I Doobie Brothers sono noti in tutto il mondo Italia compresa soprattutto per merito della famigerata "Long Train Running", evergreen intramontabile in discoteca e pressoché immancabile nella scaletta di esibizione dei complessini che trovano ingaggio nei locali.
In USA sono niente di meno che un'istituzione, tuttora in giro per concerti dopo l'ennesima reunion culminata con un (ottimo) album uscito nel 2003. Promotori di un peculiare crossover californiano di rock, funky, country, rhythm‘n blues, trascinante ed energetico, leggero eppur consistente, commerciale ma raffinato, ahimé sono agli antipodi del gusto medio della vecchia Europa, non abbastanza "pop" per chi si accontenta, non abbastanza "intensi" per chi si impegna.
Io li ho sempre presi molto sul serio, intravedendo chiaramente al di là dell'accessibilità della loro musica una tessitura, un'attenzione, un talento e un impegno forti e degni.
Il significato del chilometrico titolo di questo loro quarto lavoro datato 1974 si spiega colla sua pubblicazione a valle del grande successo del precedente "The Captain & Me" contenente gli hit "Long Train Running" e "China Groove". Malgrado la bella foto on stage nella copertina non è un Live bensì una normale raccolta di dodici tracce incise in studio, in formazione inconcepibile da noi, ma non nell'esotica America con due chitarre, basso e ben due batterie.

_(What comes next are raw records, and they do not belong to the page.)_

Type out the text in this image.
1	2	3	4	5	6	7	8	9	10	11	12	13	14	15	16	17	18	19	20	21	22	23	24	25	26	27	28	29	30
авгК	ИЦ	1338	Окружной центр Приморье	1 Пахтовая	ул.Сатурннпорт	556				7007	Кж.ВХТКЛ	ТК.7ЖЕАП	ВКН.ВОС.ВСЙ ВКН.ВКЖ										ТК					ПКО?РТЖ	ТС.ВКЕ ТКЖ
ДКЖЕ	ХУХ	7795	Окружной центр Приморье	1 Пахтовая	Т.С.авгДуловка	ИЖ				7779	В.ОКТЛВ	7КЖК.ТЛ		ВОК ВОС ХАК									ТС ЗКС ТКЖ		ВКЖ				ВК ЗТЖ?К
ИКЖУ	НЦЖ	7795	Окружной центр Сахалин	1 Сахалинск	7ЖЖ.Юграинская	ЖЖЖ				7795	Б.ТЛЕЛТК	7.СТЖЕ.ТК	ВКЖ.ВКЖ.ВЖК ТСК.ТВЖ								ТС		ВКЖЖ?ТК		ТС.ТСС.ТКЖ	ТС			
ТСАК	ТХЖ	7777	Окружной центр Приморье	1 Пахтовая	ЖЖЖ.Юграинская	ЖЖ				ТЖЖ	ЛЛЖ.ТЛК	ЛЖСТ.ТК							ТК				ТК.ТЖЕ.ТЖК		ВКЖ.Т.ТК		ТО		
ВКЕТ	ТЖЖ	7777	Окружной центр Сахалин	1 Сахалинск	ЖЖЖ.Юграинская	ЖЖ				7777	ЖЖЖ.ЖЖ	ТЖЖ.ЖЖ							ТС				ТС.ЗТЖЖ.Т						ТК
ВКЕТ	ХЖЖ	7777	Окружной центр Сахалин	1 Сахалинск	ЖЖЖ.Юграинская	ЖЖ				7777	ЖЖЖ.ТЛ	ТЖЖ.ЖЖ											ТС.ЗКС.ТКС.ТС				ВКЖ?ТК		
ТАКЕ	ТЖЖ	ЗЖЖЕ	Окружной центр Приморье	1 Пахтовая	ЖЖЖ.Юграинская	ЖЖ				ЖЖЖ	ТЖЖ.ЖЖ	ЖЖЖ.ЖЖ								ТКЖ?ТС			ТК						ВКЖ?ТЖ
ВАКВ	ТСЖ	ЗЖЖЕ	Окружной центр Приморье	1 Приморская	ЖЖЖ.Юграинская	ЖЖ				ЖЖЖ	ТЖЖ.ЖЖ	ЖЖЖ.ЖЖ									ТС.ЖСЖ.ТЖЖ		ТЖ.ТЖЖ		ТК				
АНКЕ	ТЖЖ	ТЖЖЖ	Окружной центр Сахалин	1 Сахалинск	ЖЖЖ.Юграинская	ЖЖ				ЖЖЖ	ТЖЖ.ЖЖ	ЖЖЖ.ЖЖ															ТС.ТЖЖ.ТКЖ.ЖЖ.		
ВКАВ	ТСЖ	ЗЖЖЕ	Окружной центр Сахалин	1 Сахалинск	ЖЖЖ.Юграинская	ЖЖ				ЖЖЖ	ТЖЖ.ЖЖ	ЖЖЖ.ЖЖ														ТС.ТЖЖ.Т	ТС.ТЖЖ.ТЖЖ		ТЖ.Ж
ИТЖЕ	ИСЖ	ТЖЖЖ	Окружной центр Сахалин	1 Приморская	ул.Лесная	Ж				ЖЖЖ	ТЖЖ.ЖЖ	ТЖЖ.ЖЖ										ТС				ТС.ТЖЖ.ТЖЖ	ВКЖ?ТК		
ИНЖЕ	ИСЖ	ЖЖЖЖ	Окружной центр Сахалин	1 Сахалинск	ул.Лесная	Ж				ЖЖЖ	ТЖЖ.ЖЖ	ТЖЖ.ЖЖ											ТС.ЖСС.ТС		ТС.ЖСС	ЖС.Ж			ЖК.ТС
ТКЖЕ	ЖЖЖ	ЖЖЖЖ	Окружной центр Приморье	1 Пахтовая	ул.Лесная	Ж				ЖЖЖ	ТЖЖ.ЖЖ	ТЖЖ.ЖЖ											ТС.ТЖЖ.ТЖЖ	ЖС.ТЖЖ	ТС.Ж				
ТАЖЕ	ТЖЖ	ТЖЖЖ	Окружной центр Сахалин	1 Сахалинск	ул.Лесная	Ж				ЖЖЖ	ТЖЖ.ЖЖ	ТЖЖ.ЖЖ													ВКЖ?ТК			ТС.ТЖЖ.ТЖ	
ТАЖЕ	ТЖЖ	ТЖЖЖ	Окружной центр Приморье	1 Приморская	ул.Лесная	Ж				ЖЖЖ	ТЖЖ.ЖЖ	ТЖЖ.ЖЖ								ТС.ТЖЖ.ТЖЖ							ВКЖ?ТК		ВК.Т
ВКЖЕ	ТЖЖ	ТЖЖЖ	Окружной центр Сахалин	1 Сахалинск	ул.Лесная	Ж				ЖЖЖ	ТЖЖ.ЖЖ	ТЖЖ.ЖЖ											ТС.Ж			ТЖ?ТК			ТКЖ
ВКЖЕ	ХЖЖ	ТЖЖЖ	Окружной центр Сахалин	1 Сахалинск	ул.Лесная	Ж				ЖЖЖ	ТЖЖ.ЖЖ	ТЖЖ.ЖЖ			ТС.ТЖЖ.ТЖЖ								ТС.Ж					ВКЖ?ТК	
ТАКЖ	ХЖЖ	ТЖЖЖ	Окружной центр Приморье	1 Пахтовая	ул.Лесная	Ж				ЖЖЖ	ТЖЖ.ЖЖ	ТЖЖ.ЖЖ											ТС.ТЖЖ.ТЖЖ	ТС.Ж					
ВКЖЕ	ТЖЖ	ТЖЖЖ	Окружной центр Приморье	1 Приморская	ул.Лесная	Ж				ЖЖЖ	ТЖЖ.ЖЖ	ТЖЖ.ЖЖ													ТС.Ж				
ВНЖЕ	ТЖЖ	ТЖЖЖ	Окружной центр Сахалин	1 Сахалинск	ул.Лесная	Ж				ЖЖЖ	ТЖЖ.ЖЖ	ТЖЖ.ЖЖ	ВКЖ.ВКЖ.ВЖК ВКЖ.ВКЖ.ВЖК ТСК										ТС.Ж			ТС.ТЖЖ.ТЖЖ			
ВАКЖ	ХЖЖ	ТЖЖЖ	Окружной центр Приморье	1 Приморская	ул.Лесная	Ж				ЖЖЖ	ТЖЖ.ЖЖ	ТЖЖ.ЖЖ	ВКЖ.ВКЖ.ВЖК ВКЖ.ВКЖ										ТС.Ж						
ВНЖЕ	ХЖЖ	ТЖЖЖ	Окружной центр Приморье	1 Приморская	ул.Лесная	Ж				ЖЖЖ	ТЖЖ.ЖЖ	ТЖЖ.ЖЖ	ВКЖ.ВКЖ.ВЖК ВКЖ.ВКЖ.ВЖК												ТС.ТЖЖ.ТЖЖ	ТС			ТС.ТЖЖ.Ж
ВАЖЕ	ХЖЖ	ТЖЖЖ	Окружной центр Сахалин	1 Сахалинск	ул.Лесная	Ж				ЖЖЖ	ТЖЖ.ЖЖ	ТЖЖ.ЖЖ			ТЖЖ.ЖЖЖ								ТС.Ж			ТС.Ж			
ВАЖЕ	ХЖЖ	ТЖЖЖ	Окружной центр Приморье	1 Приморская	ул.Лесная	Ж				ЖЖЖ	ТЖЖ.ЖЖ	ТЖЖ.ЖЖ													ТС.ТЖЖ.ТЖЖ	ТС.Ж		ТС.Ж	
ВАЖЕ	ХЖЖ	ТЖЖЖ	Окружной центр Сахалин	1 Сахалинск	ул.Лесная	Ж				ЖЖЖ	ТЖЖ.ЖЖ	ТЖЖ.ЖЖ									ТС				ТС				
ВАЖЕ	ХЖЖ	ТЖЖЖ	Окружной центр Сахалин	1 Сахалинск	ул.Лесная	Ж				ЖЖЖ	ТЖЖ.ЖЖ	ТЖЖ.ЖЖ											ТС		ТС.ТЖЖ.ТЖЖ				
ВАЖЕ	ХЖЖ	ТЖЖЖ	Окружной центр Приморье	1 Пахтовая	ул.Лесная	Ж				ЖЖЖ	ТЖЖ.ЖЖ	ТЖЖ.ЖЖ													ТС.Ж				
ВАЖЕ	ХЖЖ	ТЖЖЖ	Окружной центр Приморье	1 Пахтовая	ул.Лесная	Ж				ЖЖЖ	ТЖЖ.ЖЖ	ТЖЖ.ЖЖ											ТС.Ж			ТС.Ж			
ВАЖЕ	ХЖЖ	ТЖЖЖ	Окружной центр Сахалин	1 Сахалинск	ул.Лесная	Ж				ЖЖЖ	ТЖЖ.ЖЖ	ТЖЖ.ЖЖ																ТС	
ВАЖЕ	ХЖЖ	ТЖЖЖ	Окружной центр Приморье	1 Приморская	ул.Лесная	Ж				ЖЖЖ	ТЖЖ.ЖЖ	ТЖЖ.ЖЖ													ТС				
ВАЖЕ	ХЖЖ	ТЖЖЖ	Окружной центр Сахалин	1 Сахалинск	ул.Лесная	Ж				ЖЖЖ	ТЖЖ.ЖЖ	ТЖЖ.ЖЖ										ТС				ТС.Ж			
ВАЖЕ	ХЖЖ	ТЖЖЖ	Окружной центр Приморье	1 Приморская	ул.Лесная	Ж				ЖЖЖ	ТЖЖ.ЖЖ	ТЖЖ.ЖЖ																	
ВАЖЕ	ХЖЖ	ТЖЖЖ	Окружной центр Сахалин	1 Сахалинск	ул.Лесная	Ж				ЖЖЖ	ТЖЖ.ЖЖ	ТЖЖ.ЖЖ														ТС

I chitarristi, doppio centro focale del gruppo nei loro ruoli gemelli di cantanti e compositori, si chiamano Tom Johnston (quello con la peculiare voce acuta e nasale. . . si! quella di "Long Train Running") e Pat Simmons, cantante anche migliore seppur meno caratteristico. Strumentalmente danno il meglio in fase ritmica e di accompagnamento, in particolare Tom con grandi riff stoppati sull'acustica, pieni di funky e di vigore, mentre Pat è da considerarsi addirittura un virtuoso della chitarra acustica, che arpeggia con i ditali di ferro fissati alle dita alla maniera country, adottando tutta una serie di accordature non ortodosse che rendono creativo e personale in sommo grado il suo lavoro. Due maestri quindi, Tom riguardo lo strumming della mano destra e l'efficacia e comunicativa, nella semplicità, dei suoi "giri", Pat per agilità, classe e personalità di esecuzione. Impegnati all'elettrica invece entrambi hanno idee più ordinarie e tradizionali.
Tenendo come denominatore costante l'easy listening caratteristico della Baia di San Francisco loro luogo di provenienza (e a proposito del quale è necessario non avere preconcetti per riuscire a gustare questo gruppo), "Quello che una volta erano nostri desideri ora sono nostre abitudini" serve una collezione di pezzi che propendono ora per il rhythm & blues con tanto di sezione fiati (l'apertura "Song To See You Through" e più in là "You Just Can't Stop It"), ora per una sorta di funky-country agile e pieno di cori ("Spirit" piena di stop&go ad esaltare l'incastro ritmico fra l'acustica di Johnston e l'elettrica di Simmons, e poi "Eyes Of Silver"), non mancano momenti autenticamente rock'n'roll di pura elettricità ("Down In The Track" aperta da un'incredibile, interminabile, geniale rullata di ingresso di batteria tutta in levare di John Hartman, e "Road Angel" con un botta e risposta fra le chitarre soliste modello Lynyrd Skynyrd), immancabili poi le ballate romantiche ("Tell Me What You Want And I'll Give What You Need" e così nel titolo ci hanno infilato tutto il ritornello. . . e poi "Another Park Another Sunday").
Su tutti il capolavoro "Black Water" un country gospel irresistibile che si sviluppa in un finale "a cappella" con trascinantissimi intrecci di cori, del tipo di quelli che rendono le Sante Messe da quelle parti molto più allegre e riuscite delle nostre. A suo tempo fu un Number One in USA e non c'è americano che non la conosca.
Un gruppo con il quale bisogna andare al di là dei singoli, degli episodi più sfruttati e banali, del poco che inevitabilmente si ricorda, e cercare nella loro vasta discografia le tante "perle" misconosciute.